As a Christian who teaches the Hebrew roots I know Messianics who argue it is proper for Christians to slaughter and eat a lamb for Passover at home (not at the church altar because that is not the law), and, while it would be an affront for someone not in the body of Christ to do so, I can't tell them they're sinning when they in good conscience eat lamb for Passover in exactly the same way Jesus himself did.)
I'm from Eastern Europe and slaughtering and eating lamb is an well known Pascha tradition. I don't see what the problem would be - it's a feast and we celebrate that way. It's not a sacrificial lamb of course and it has nothing to do with worship.
This leads to the objection: Something changed at the cross, so certain things "good" before are "bad" after. I don't see that being the change. The things that were bad after the cross were bad for not being from the heart, in the same way they were bad before the cross. The change was that the body of Christ was wide-open to Gentiles, and at the first Orthodox Council (Acts 15) it was recognized that Gentiles had the laws of Noah and not of Moses. Both legal systems point to the same God via the same requirement of trusting in the Anointed as God reveals him; they just apply to different nations.
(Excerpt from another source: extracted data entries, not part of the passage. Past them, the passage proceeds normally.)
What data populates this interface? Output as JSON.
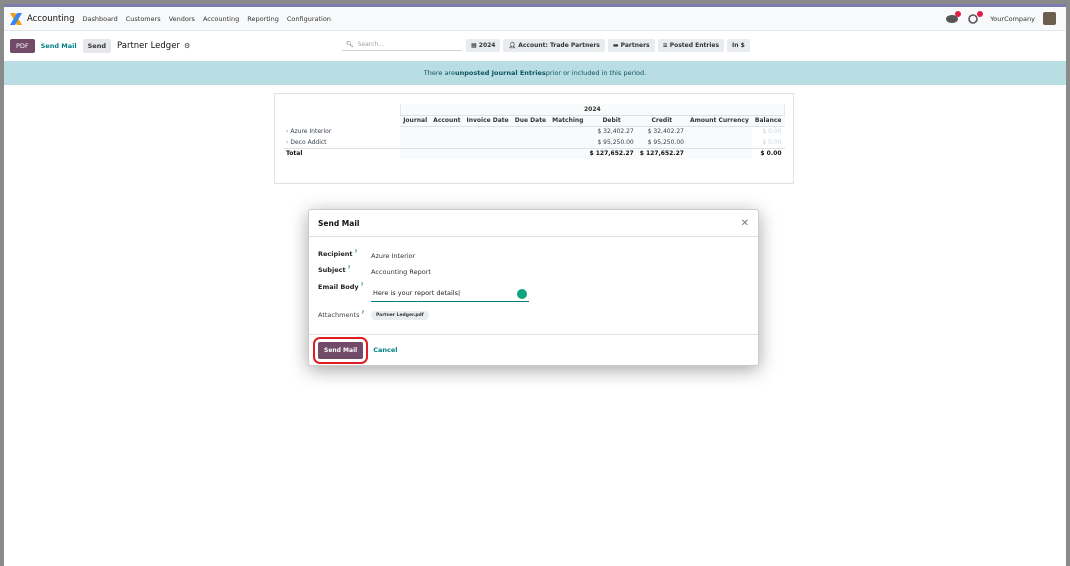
{
  "navbar": {
    "app_name": "Accounting",
    "menu": [
      "Dashboard",
      "Customers",
      "Vendors",
      "Accounting",
      "Reporting",
      "Configuration"
    ],
    "company": "YourCompany"
  },
  "control": {
    "pdf_label": "PDF",
    "send_mail_label": "Send Mail",
    "send_label": "Send",
    "title": "Partner Ledger",
    "search_placeholder": "Search...",
    "filters": [
      "2024",
      "Account: Trade Partners",
      "Partners",
      "Posted Entries",
      "In $"
    ]
  },
  "banner": {
    "prefix": "There are ",
    "bold": "unposted Journal Entries",
    "suffix": " prior or included in this period."
  },
  "report": {
    "period": "2024",
    "columns": [
      "Journal",
      "Account",
      "Invoice Date",
      "Due Date",
      "Matching",
      "Debit",
      "Credit",
      "Amount Currency",
      "Balance"
    ],
    "rows": [
      {
        "name": "Azure Interior",
        "debit": "$ 32,402.27",
        "credit": "$ 32,402.27",
        "balance": "$ 0.00"
      },
      {
        "name": "Deco Addict",
        "debit": "$ 95,250.00",
        "credit": "$ 95,250.00",
        "balance": "$ 0.00"
      }
    ],
    "total": {
      "name": "Total",
      "debit": "$ 127,652.27",
      "credit": "$ 127,652.27",
      "balance": "$ 0.00"
    }
  },
  "modal": {
    "title": "Send Mail",
    "recipient_label": "Recipient",
    "recipient_value": "Azure Interior",
    "subject_label": "Subject",
    "subject_value": "Accounting Report",
    "body_label": "Email Body",
    "body_value": "Here is your report details|",
    "attachments_label": "Attachments",
    "attachment_name": "Partner Ledger.pdf",
    "send_button": "Send Mail",
    "cancel_button": "Cancel",
    "help_mark": "?"
  },
  "colors": {
    "brand": "#714b67",
    "link": "#017e84",
    "banner_bg": "#b8dde2",
    "highlight": "#e11d24"
  }
}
The Messianic Jews continued, as I showed, to keep the Torah as perfectly as it could be kept, and the Gentiles continued to honor the generic statement of the Ten Words (given to all nations) that the Council stated, which is one formulation of the Laws of Noah. So when the church's demographic became largely Gentile the operative demonstration of righteousness among them was (as always) the Laws of Noah, or effectively the Ten Words; but in our day the question of operative demonstration of righteousness, via changed heart, is being shifted back to recognizing that Jews are free to keep the Laws of Moses unto Jesus, just as Moses that great saint did.
It's not good vs bad - all of God's law is good and just. It is about what is appropriate for the time and the place. What was appropriate for Adam wasn't appropriate for Noah. What was appropriate for Noah wasn't appropriate for Moses, etc. Once God became flesh and was resurrected, the world was made anew so everything changed. Christ was the second Adam and He restored the pre-fallen human nature, defeating death and opening our path to eternal life in God. The jews of Acts 15 were part of the Church and they were allowed to continue OT worship but that was provisional and circumstantial and only applied to the very early days of the Church. Paul says there are no jews or gentiles but everyone is one in Christ. We all share the same faith, rituals and sacraments.
Like circumcision, the physical does not necessarily deny the spiritual, while if there is no circumcision of the heart then both are denied.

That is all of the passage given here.